Am 15. Januar 2008 gab Nokia die Absicht zur Schließung des Werkes in Bochum bekannt: aus Wettbewerbsgründen solle die Produktion nach Rumänien verlegt werden. Als Gründe wurden vom Unternehmen die Lohnkosten und ein generell hohes Kostenniveau genannt. Das Nokia-Werk Cluj nahm später in Jucu im Kreis Cluj ein neues Werk in Betrieb; welches Anfang 2012 wieder geschlossen wurde.[7]

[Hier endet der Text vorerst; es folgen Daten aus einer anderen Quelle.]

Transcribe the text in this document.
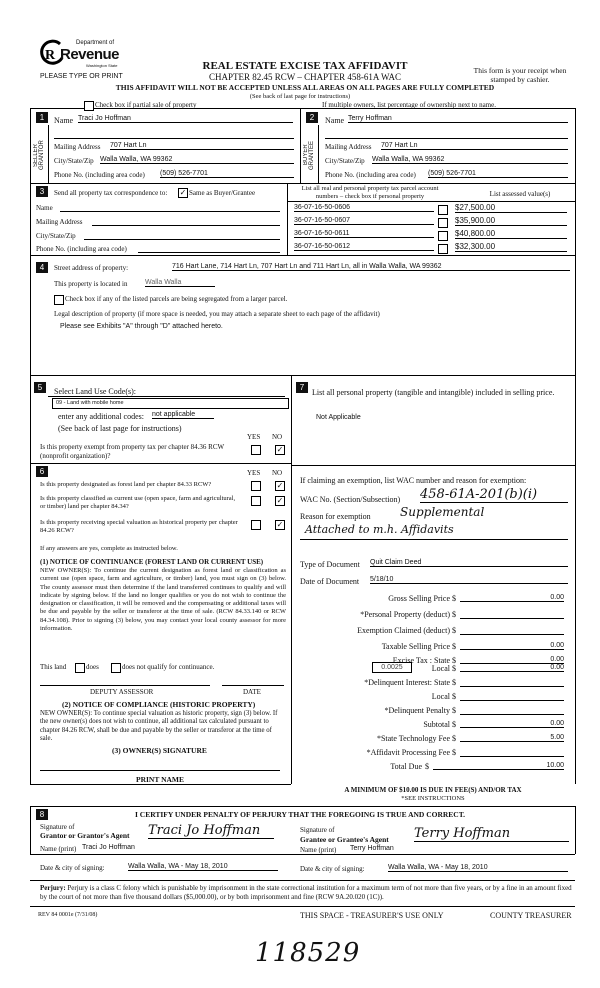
R
Department of
Revenue
Washington State
PLEASE TYPE OR PRINT
REAL ESTATE EXCISE TAX AFFIDAVIT
CHAPTER 82.45 RCW – CHAPTER 458-61A WAC
THIS AFFIDAVIT WILL NOT BE ACCEPTED UNLESS ALL AREAS ON ALL PAGES ARE FULLY COMPLETED
(See back of last page for instructions)
This form is your receipt when stamped by cashier.
Check box if partial sale of property	If multiple owners, list percentage of ownership next to name.
1
SELLER GRANTOR
Name Traci Jo Hoffman
Mailing Address 707 Hart Ln
City/State/Zip Walla Walla, WA 99362
Phone No. (including area code) (509) 526-7701
2
BUYER GRANTEE
Name Terry Hoffman
Mailing Address 707 Hart Ln
City/State/Zip Walla Walla, WA 99362
Phone No. (including area code) (509) 526-7701
3	Send all property tax correspondence to: ✓ Same as Buyer/Grantee
Name
Mailing Address
City/State/Zip
Phone No. (including area code)
List all real and personal property tax parcel account numbers – check box if personal property	List assessed value(s)
36-07-16-50-0606	$27,500.00
36-07-16-50-0607	$35,900.00
36-07-16-50-0611	$40,800.00
36-07-16-50-0612	$32,300.00
4	Street address of property:	716 Hart Lane, 714 Hart Ln, 707 Hart Ln and 711 Hart Ln, all in Walla Walla, WA 99362
This property is located in	Walla Walla
Check box if any of the listed parcels are being segregated from a larger parcel.
Legal description of property (if more space is needed, you may attach a separate sheet to each page of the affidavit)
Please see Exhibits "A" through "D" attached hereto.
5	Select Land Use Code(s):
09 - Land with mobile home
enter any additional codes: not applicable
(See back of last page for instructions)
YES NO
Is this property exempt from property tax per chapter 84.36 RCW (nonprofit organization)?
✓
6	YES NO
Is this property designated as forest land per chapter 84.33 RCW?	✓
Is this property classified as current use (open space, farm and agricultural, or timber) land per chapter 84.34?
✓
Is this property receiving special valuation as historical property per chapter 84.26 RCW?
✓
If any answers are yes, complete as instructed below.
(1) NOTICE OF CONTINUANCE (FOREST LAND OR CURRENT USE)
NEW OWNER(S): To continue the current designation as forest land or classification as current use (open space, farm and agriculture, or timber) land, you must sign on (3) below. The county assessor must then determine if the land transferred continues to qualify and will indicate by signing below. If the land no longer qualifies or you do not wish to continue the designation or classification, it will be removed and the compensating or additional taxes will be due and payable by the seller or transferor at the time of sale. (RCW 84.33.140 or RCW 84.34.108). Prior to signing (3) below, you may contact your local county assessor for more information.
This land	does	does not qualify for continuance.
DEPUTY ASSESSOR	DATE
(2) NOTICE OF COMPLIANCE (HISTORIC PROPERTY)
NEW OWNER(S): To continue special valuation as historic property, sign (3) below. If the new owner(s) does not wish to continue, all additional tax calculated pursuant to chapter 84.26 RCW, shall be due and payable by the seller or transferor at the time of sale.
(3) OWNER(S) SIGNATURE
PRINT NAME
7
List all personal property (tangible and intangible) included in selling price.
Not Applicable
If claiming an exemption, list WAC number and reason for exemption:
WAC No. (Section/Subsection) 458-61A-201(b)(i)
Reason for exemption Supplemental
Attached to m.h. Affidavits
Type of Document Quit Claim Deed
Date of Document 5/18/10
Gross Selling Price $	0.00
*Personal Property (deduct) $
Exemption Claimed (deduct) $
Taxable Selling Price $	0.00
Excise Tax : State $	0.00
0.0025	Local $	0.00
*Delinquent Interest: State $
Local $
*Delinquent Penalty $
Subtotal $	0.00
*State Technology Fee $	5.00
*Affidavit Processing Fee $
Total Due $	10.00
A MINIMUM OF $10.00 IS DUE IN FEE(S) AND/OR TAX
*SEE INSTRUCTIONS
8	I CERTIFY UNDER PENALTY OF PERJURY THAT THE FOREGOING IS TRUE AND CORRECT.
Signature of
Grantor or Grantor's Agent Traci Jo Hoffman
Name (print) Traci Jo Hoffman
Signature of
Grantee or Grantee's Agent Terry Hoffman
Name (print) Terry Hoffman
Date & city of signing:	Walla Walla, WA - May 18, 2010	Date & city of signing:	Walla Walla, WA - May 18, 2010
Perjury: Perjury is a class C felony which is punishable by imprisonment in the state correctional institution for a maximum term of not more than five years, or by a fine in an amount fixed by the court of not more than five thousand dollars ($5,000.00), or by both imprisonment and fine (RCW 9A.20.020 (1C)).
REV 84 0001e (7/31/08)	THIS SPACE - TREASURER'S USE ONLY	COUNTY TREASURER
118529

Die Löhne machen nach Angaben von Nokia etwa fünf Prozent der Herstellungskosten eines Mobiltelefons aus und seien zehnmal höher als in Rumänien. So werden laut Nokia-Chef Olli-Pekka Kallasvuo in Bochum nur etwa sechs Prozent der Nokia-Handys produziert, während dem gegenüber rund 23 Prozent der gesamten direkten Lohnkosten in den Fabriken in Bochum anfielen.[8]

Nokia beschäftigte in Bochum etwa 2.300 festangestellte Mitarbeiter, von denen etwa 2.000 arbeitslos wurden, und etwa 800 Leiharbeiter. Von der Werksschließung waren auch andere Unternehmen betroffen, wie zum Beispiel der Transportdienstleister DHL[9] sowie Zuliefererbetriebe.[10][5] Die Arbeitsbedingungen im Werk waren sehr flexibel, Überstunden und Wochenendarbeit sowie Arbeit an Feiertagen waren selbstverständlich, ebenso ein Kürzertreten bei Mangel an Aufträgen. Die Mitteilung kam für die Mitarbeiter überraschend.

Die Entscheidung wurde von Gewerkschaften, Parteien und der Landesregierung Nordrhein-Westfalen kritisiert, auch wurde ein Boykott erwogen.[11] [12]

In den Standort Bochum flossen insgesamt 88 Millionen Euro Fördergelder. Laut Nokia seien alle Verpflichtungen erfüllt worden, die in Verbindung zu den aus den 1990er Jahren stammenden Subventionen auferlegt wurden. Seitens des Bundesministeriums für Wirtschaft und Technologie erklärte man, dass die Bundesregierung für Gespräche mit dem Unternehmen zur Verfügung stehe. Darüber hinaus werde man gemeinsam mit der EU-Kommission prüfen, ob die Verlagerung nach Rumänien etwa mit Mitteln des EU-Strukturfonds gefördert wurde, was nach den geltenden Regelungen jedoch nicht zulässig sei.[13]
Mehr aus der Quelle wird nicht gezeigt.